Concerns Over Weakening Economies in Developed Countries
Issues like inflation in the US and slowing growth in Europe are reinforcing recession scenarios. These economic outlooks increase gold’s appeal as an inflation hedge and asset protection tool.
Development of a Rate Cut Cycle
Since the Federal Reserve’s 50bp rate cut in September last year, gold prices have surged. Lower interest rates reduce the opportunity cost of holding cash, directly increasing demand for gold. The potential for additional rate cuts is expected to further drive up gold prices.
Gold Price Forecasts for 2025: Diverging Expert Opinions
Bullish Scenario
JP Morgan has revised its early-year forecast upward, suggesting a target of $3,675 per ounce by the end of 2025. Considering the current price already exceeds $3,300 and there are only five months remaining until year-end, this scenario has a high probability of realization. Additionally, the $3,000 target set by Goldman Sachs and Citigroup has already been surpassed.

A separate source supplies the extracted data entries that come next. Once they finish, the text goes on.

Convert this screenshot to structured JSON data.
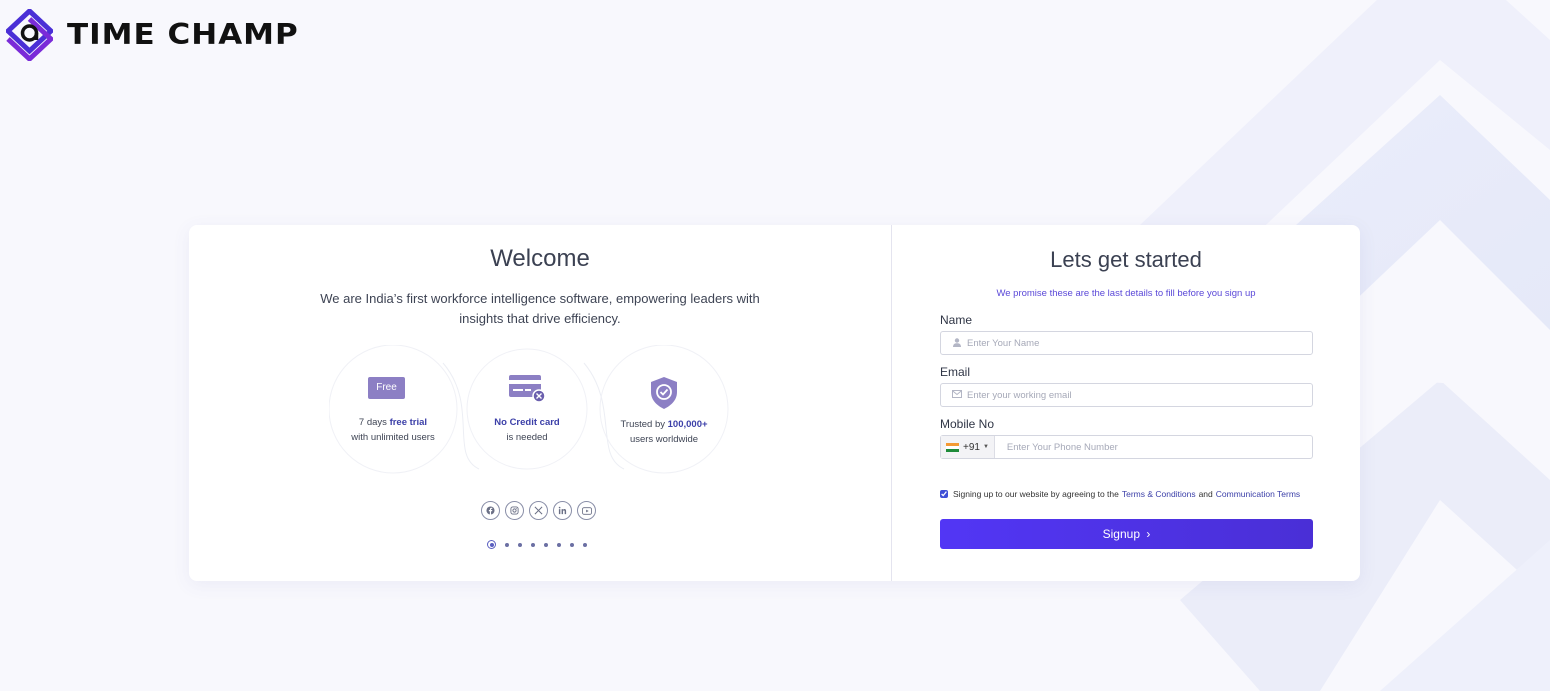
{
  "brand": {
    "name": "TIME CHAMP",
    "logo_icon": "time-champ-logo-icon",
    "accent": "#5236f5"
  },
  "welcome": {
    "title": "Welcome",
    "tagline": "We are India’s first workforce intelligence software, empowering leaders with insights that drive efficiency.",
    "features": [
      {
        "badge": "Free",
        "line1_prefix": "7 days ",
        "line1_bold": "free trial",
        "line2": "with unlimited users"
      },
      {
        "icon": "credit-card-icon",
        "line1_bold": "No Credit card",
        "line2": "is needed"
      },
      {
        "icon": "shield-check-icon",
        "line1_prefix": "Trusted by ",
        "line1_bold": "100,000+",
        "line2": "users worldwide"
      }
    ],
    "socials": [
      "facebook-icon",
      "instagram-icon",
      "x-icon",
      "linkedin-icon",
      "youtube-icon"
    ],
    "carousel": {
      "total": 8,
      "active": 1
    }
  },
  "signup": {
    "title": "Lets get started",
    "subtitle": "We promise these are the last details to fill before you sign up",
    "name_label": "Name",
    "name_placeholder": "Enter Your Name",
    "email_label": "Email",
    "email_placeholder": "Enter your working email",
    "mobile_label": "Mobile No",
    "country_code": "+91",
    "phone_placeholder": "Enter Your Phone Number",
    "terms_prefix": "Signing up to our website by agreeing to the",
    "terms_link": "Terms & Conditions",
    "terms_and": "and",
    "comm_link": "Communication Terms",
    "terms_checked": true,
    "button_label": "Signup",
    "button_arrow": "›"
  }
}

According to the Financial Times’ early-year survey, the average prediction among banks and refining companies was $2,795, which is significantly below the current gold price.
Bearish Scenario
Barclays and Macquarie have set a conservative year-end target of $2,500 per ounce. This implies about a 25% decline from the current price, and given the structural upward factors, this scenario is considered less likely.
Overall Assessment
Most market experts expect continued upward movement in gold prices through 2025. However, some opinions mention the possibility of a correction in the second half of the year, so investors with exposure to gold should apply prudent risk management principles.
Considerations for Investment
It is important to understand that gold price volatility is influenced by a combination of macroeconomic factors. Rather than following simple price trends, it is wise to monitor international political and economic situations, central bank policies, and exchange rate fluctuations comprehensively to manage positions effectively. Especially, trading with high leverage should be conducted based on sufficient experience and risk awareness.